We are entering a new period in the Internet-video era, in which proliferation will reach new heights and video traffic will predominate on Internet-protocol networks.
Technologies have emerged to address many of the challenges posed by scaling video delivery over IP networks, but obstacles must be overcome before the vision of “one subscriber, any device, any network” can be realized. In particular, new adaptive technologies are required to extend video services over wireless devices and provide consistent cross-device user experiences.
A recent Cisco Systems forecast projects that video will account for 90% of all consumer IP traffic and 64% of all mobile traffic by 2013. Increases in online viewership, HD-quality video consumption, video on demand and other MSO-content catalogs, and free Internet video services such as YouTube all contribute to this rising tide. Triple-play TV, telephone and Internet service packages are extending to quad-play packages that include mobile and go deeper than mere billing integration. Both cable operators and carriers have a strategic interest in this new market.

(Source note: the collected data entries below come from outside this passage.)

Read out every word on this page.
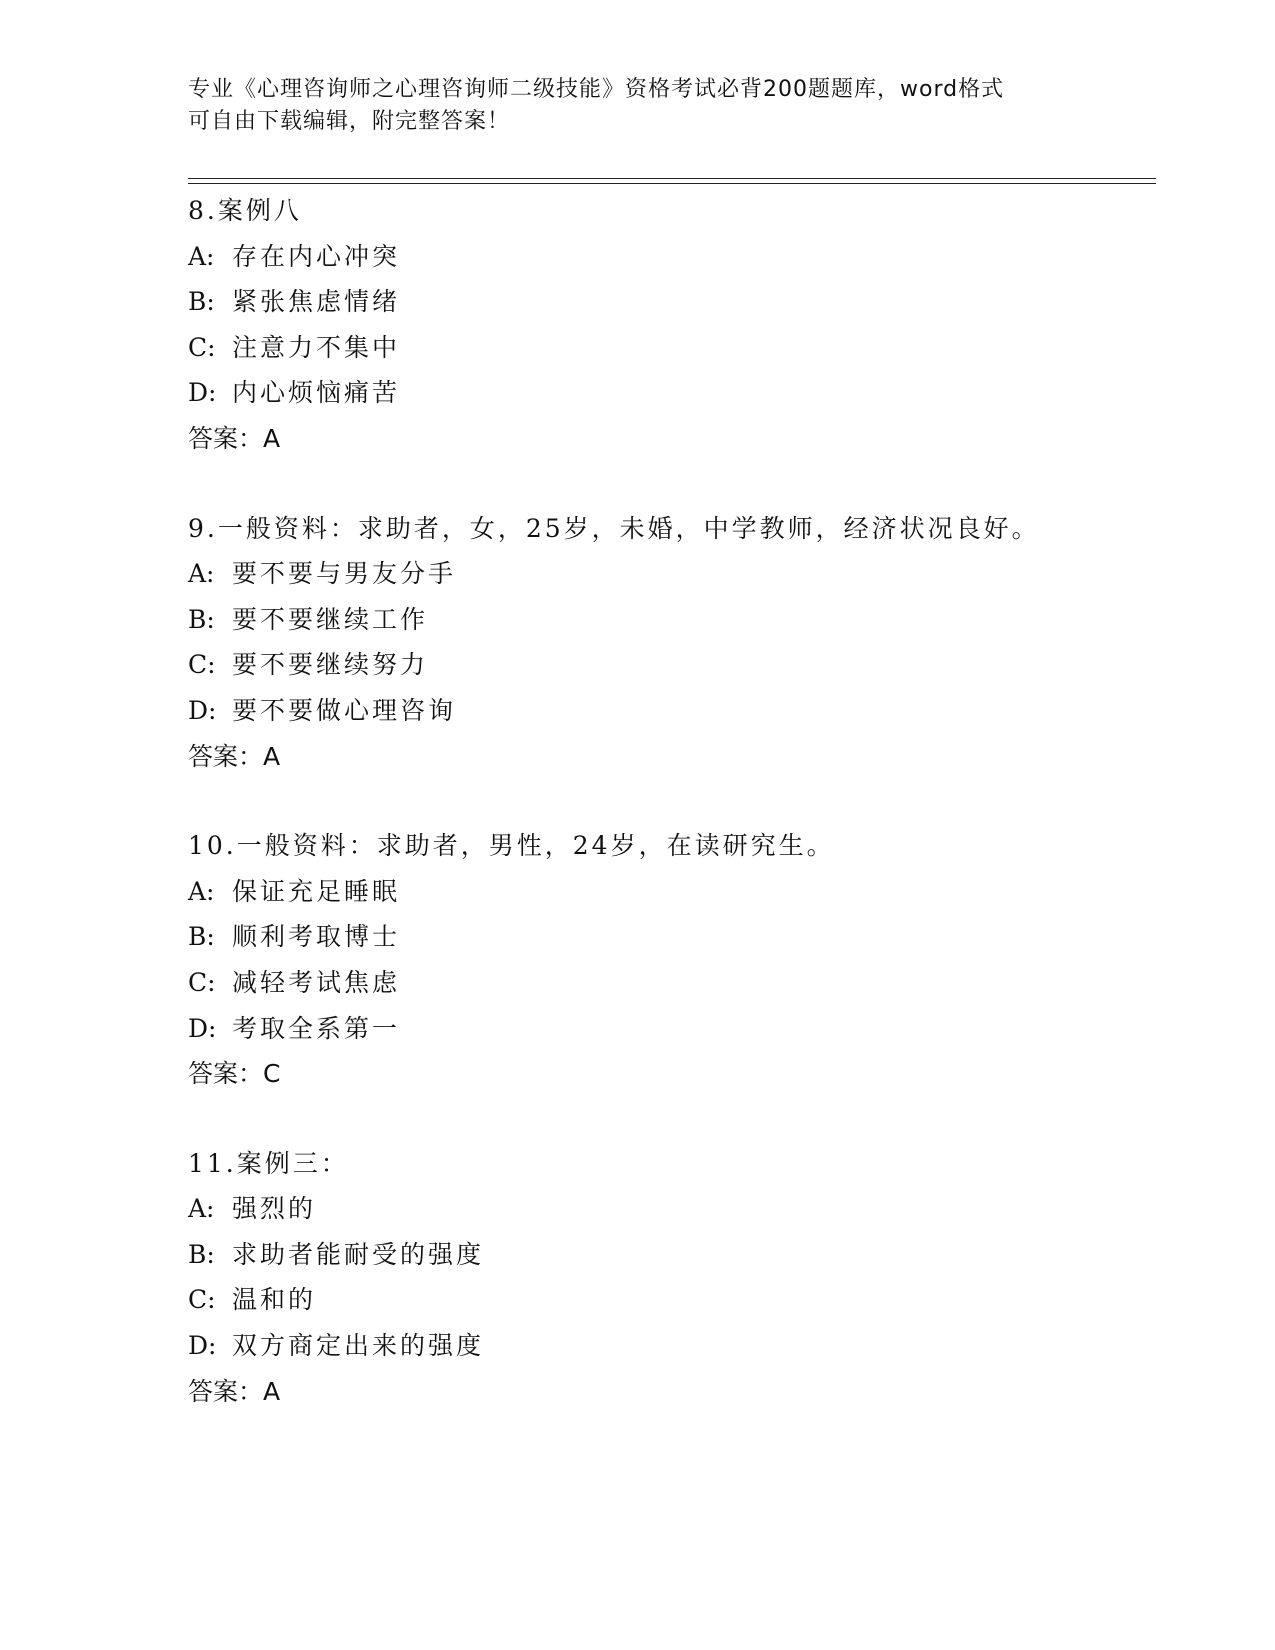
专业《心理咨询师之心理咨询师二级技能》资格考试必背200题题库，word格式
可自由下载编辑，附完整答案！
8.案例八
A: 存在内心冲突
B: 紧张焦虑情绪
C: 注意力不集中
D: 内心烦恼痛苦
答案：A
9.一般资料：求助者，女，25岁，未婚，中学教师，经济状况良好。
A: 要不要与男友分手
B: 要不要继续工作
C: 要不要继续努力
D: 要不要做心理咨询
答案：A
10.一般资料：求助者，男性，24岁，在读研究生。
A: 保证充足睡眠
B: 顺利考取博士
C: 减轻考试焦虑
D: 考取全系第一
答案：C
11.案例三：
A: 强烈的
B: 求助者能耐受的强度
C: 温和的
D: 双方商定出来的强度
答案：A
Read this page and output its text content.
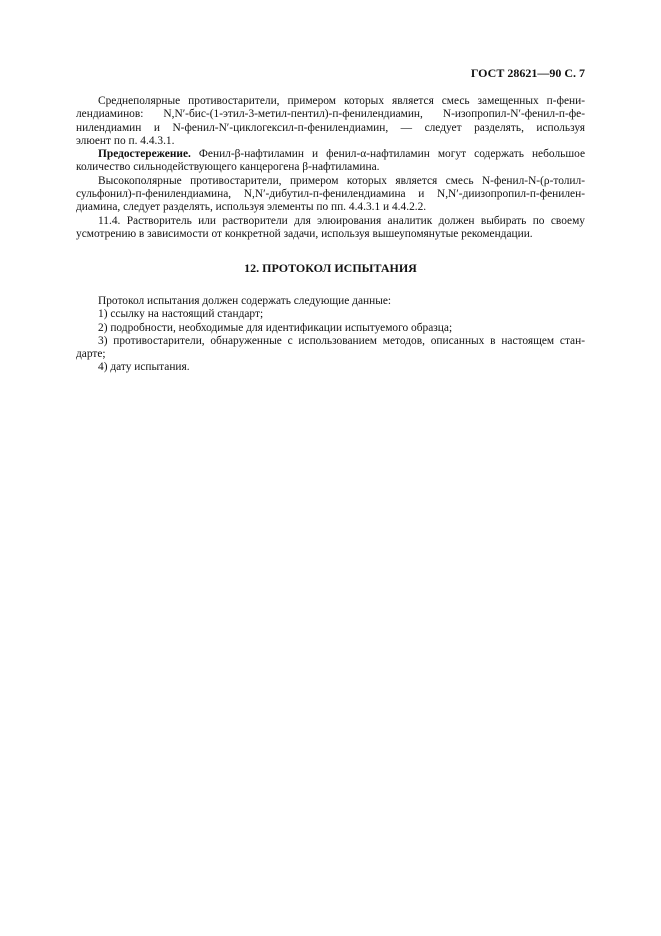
ГОСТ 28621—90 С. 7
Среднеполярные противостарители, примером которых является смесь замещенных п-фени-
лендиаминов: N,N′-бис-(1-этил-3-метил-пентил)-п-фенилендиамин, N-изопропил-N′-фенил-п-фе-
нилендиамин и N-фенил-N′-циклогексил-п-фенилендиамин, — следует разделять, используя
элюент по п. 4.4.3.1.
Предостережение. Фенил-β-нафтиламин и фенил-α-нафтиламин могут содержать небольшое
количество сильнодействующего канцерогена β-нафтиламина.
Высокополярные противостарители, примером которых является смесь N-фенил-N-(ρ-толил-
сульфонил)-п-фенилендиамина, N,N′-дибутил-п-фенилендиамина и N,N′-диизопропил-п-фенилен-
диамина, следует разделять, используя элементы по пп. 4.4.3.1 и 4.4.2.2.
11.4. Растворитель или растворители для элюирования аналитик должен выбирать по своему
усмотрению в зависимости от конкретной задачи, используя вышеупомянутые рекомендации.
12. ПРОТОКОЛ ИСПЫТАНИЯ
Протокол испытания должен содержать следующие данные:
1) ссылку на настоящий стандарт;
2) подробности, необходимые для идентификации испытуемого образца;
3) противостарители, обнаруженные с использованием методов, описанных в настоящем стан-
дарте;
4) дату испытания.
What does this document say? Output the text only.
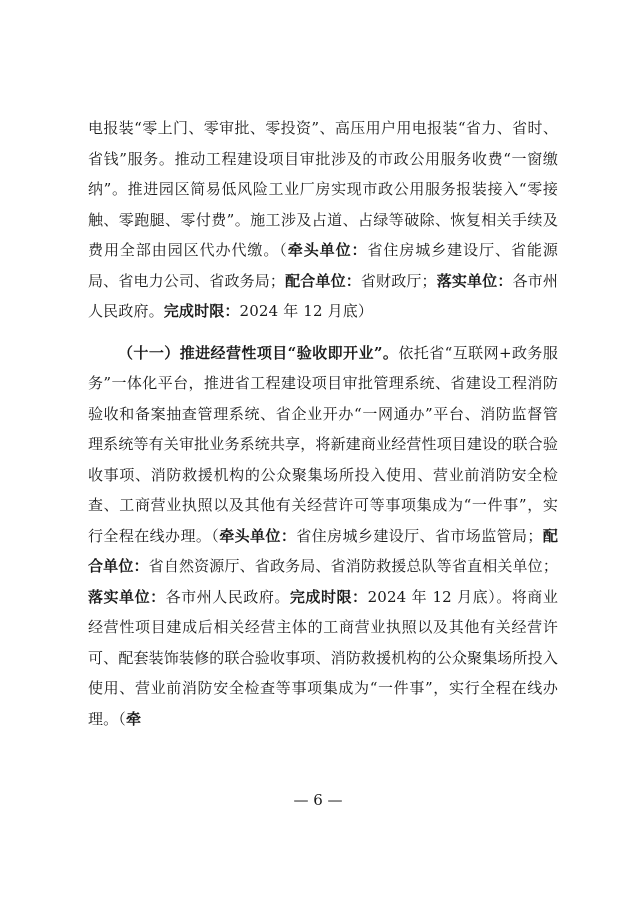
电报装“零上门、零审批、零投资”、高压用户用电报装“省力、省时、省钱”服务。推动工程建设项目审批涉及的市政公用服务收费“一窗缴纳”。推进园区简易低风险工业厂房实现市政公用服务报装接入“零接触、零跑腿、零付费”。施工涉及占道、占绿等破除、恢复相关手续及费用全部由园区代办代缴。（牵头单位：省住房城乡建设厅、省能源局、省电力公司、省政务局；配合单位：省财政厅；落实单位：各市州人民政府。完成时限：2024 年 12 月底）

（十一）推进经营性项目“验收即开业”。依托省“互联网+政务服务”一体化平台，推进省工程建设项目审批管理系统、省建设工程消防验收和备案抽查管理系统、省企业开办“一网通办”平台、消防监督管理系统等有关审批业务系统共享，将新建商业经营性项目建设的联合验收事项、消防救援机构的公众聚集场所投入使用、营业前消防安全检查、工商营业执照以及其他有关经营许可等事项集成为“一件事”，实行全程在线办理。（牵头单位：省住房城乡建设厅、省市场监管局；配合单位：省自然资源厅、省政务局、省消防救援总队等省直相关单位；落实单位：各市州人民政府。完成时限：2024 年 12 月底）。将商业经营性项目建成后相关经营主体的工商营业执照以及其他有关经营许可、配套装饰装修的联合验收事项、消防救援机构的公众聚集场所投入使用、营业前消防安全检查等事项集成为“一件事”，实行全程在线办理。（牵

— 6 —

IPTV technologies are addressing the most immediate infrastructure problems posed by the coming high-volume phase of the Internet video era. Unlike their Web cousins, video CDNs (vCDNs) are designed to meet the stringent latency requirements of VOD at Internet scale and provide a cost-effective way of distributing large volumes of on-demand video content without incurring heavy storage or transport costs. Also, as the amount of available video content increases, supporting a national MSO footprint will require ever more intelligent video caching and storage that does not hamper delivery of network-based DVR services.
vCDNs are designed to perform two distinct functions. First, the core network is designed to transport on-demand video that can cut through edge and multiprotocol label switching routers and intelligently cache content on demand. Second, the vCDN edge — what we might call the vCDN “last mile” — is responsible for adaptation and delivery of content to various end points. Thus, the edge is where “one subscriber on any device, over any network” is made possible. However, the devil is in the details here. Delivery of content to mobile end points at the last mile is daunting and is probably the least-understood area in the industry.
The notion of “one subscriber, any device, any network” implies that the subscriber retains his/her personal condition (or state) over multiple sessions across multiple content-consumption endpoints, including set-top boxes, desktop computers, mobile phones and netbooks. But additional intelligence is required at the network edge to provide an integrated user experience, sometimes referred to as nomadic state management, across platforms. In addition, presenting a unified user experience across all platforms requires extending current desktop-Web standards to dynamically adapt presentation and delivery to mobile screens at the last mile.
Delivering mobile video is a significant challenge. Today’s video-streaming protocols are optimized for desktop delivery, not for bandwidth-constrained mobile networks. Unless mobile streaming can achieve high-quality video while adapting to uneven network bandwidth and cellular-network congestion, user experiences will continue to be less than desirable. Indeed, bandwidth availability for cellular networks is too sporadic to guarantee a consistently acceptable user experience without considerable intelligence inserted at the point where the browser or application client shakes hands with the storage and delivery network — at the edge.
Content protection, including user-rights management and digital rights management, is also a key challenge to managing a common, multiplatform subscriber ecosystem. Device-level DRM, while common for the desktop, is still in its infancy for mobile endpoints, largely due to the constrained device operating-system environment and scarce CPU and system resources.
Thus, vCDN edge technology should be advanced toward a common set of services for managing nomadic state, DRM and interactivity for all three screens. Meanwhile, delivery to each screen must be adaptive to account for the characteristics, constraints and network conditions of any given end point in real time. A mobile-specific adaptive streaming technology for volatile, lower-bit-rates traffic is a fundamental requirement.